In 2008, Huynh et al. (29) described urine NGAL levels of infants (birth weight >750 g) and showed differences between males and females but did not stratify them according to GA or birth weight categories. Interestingly, the baseline urine NGAL values in our cohort were similar to values found by Huynh et al. (29) for those whose birth weight is >750 g, but the overall values in our cohort were higher likely because our population included many infants with birth weight <750 g. Also, our sample showed higher variability among NGAL levels likely due to differences in our sample population (Huynh excluded those with clinical risk factors for AKI, whereas we included a more heterogeneous premature infant population). Our data show an independent association between urine biomarker values and female gender which confirms the findings by Huynh et al. which showed consistently higher urine NGAL values in premature females.
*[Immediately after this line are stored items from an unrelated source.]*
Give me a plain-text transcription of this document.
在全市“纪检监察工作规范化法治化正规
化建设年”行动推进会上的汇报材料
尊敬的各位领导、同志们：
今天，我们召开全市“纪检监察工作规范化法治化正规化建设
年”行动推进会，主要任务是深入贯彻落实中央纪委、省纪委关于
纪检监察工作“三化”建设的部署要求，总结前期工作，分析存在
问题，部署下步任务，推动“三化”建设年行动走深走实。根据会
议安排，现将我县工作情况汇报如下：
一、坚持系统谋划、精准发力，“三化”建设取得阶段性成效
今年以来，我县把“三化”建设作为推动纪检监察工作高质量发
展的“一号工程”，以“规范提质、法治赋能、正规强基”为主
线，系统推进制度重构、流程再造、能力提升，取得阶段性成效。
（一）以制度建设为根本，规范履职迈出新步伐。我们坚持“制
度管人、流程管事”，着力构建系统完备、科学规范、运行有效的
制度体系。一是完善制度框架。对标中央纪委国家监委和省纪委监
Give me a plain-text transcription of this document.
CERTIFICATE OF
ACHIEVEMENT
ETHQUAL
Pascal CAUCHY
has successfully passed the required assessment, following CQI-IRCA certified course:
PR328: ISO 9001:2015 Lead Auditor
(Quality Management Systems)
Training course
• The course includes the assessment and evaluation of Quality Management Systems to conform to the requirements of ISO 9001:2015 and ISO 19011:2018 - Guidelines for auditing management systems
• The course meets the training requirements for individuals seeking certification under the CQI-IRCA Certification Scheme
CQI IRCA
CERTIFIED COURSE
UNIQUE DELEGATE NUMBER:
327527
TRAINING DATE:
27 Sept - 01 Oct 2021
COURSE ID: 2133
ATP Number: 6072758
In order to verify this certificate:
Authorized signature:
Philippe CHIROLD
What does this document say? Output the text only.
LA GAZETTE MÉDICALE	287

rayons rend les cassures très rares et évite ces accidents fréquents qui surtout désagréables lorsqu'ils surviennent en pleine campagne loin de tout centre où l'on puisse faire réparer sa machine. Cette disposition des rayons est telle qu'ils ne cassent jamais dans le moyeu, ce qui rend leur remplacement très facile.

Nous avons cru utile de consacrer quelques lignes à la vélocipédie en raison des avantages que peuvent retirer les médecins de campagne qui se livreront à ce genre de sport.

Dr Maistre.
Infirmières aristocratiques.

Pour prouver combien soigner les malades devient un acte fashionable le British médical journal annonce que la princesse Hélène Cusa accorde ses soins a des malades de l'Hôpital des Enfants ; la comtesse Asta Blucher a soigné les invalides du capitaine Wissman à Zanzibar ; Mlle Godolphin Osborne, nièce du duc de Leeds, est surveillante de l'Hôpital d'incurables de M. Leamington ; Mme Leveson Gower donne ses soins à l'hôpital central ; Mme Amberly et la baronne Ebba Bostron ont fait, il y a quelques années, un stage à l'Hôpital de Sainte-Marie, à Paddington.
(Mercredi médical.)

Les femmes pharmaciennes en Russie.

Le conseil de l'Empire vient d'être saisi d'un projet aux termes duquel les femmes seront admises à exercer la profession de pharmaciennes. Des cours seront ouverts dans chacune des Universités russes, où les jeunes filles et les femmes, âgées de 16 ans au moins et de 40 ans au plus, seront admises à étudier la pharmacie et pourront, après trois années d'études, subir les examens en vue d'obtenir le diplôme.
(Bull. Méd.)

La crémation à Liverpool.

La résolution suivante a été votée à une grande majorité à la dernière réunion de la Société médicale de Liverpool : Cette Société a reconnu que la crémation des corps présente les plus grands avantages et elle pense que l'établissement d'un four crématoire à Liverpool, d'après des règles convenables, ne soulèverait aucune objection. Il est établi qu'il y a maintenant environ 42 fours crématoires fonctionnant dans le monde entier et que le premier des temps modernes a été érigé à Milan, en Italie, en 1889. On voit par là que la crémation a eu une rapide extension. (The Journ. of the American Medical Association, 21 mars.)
Compared with other critically ill pediatric patients who were on ventilator support and required ionotropic medications (14,30), baseline NGAL values are significantly higher in our population while urine IL-18 levels were similar, likely because their cohort was made up of children with multiorgan failure. Similarly baseline values of urine NGAL (but not IL-18, B2MG, or OPN) were higher in a cohort of children evaluated in a pediatric emergency department (31).

The strength of this study includes the heterogeneous group of VLBW infants and the evaluation of six candidate biomarkers. However, we acknowledge several limitations. Even though we report the number of infants with known AKI in each category, we acknowledge that some infants may have sustained AKI but were “missed” if SCr levels around the time of insult were not performed; thus, from our study, the impact of AKI on these biomarkers cannot be ascertained. Although we controlled for AKI in our regression model, it is possible that the reason higher levels were seen in those with lower GA is due to higher incidence of AKI. Second, we acknowledge that there could be other variables which we did not account for that could explain variations in biomarker levels. Therefore, inferences from this analysis should be taken in context of the above limitations. Future studies to determine the ability of these and other biomarkers to detect AKI and mortality are greatly needed.

In conclusion, the normative urine values of NGAL, KIM-1, OPN, Cys-C, and B2mG (but not IL-18) are higher in the most premature. One must acknowledge these differences when designing validation studies to find candidate biomarkers of AKI. Whether clinicians and researchers will need to adjust for GA, birth weight, and gender differences when using these biomarkers is yet to be determined.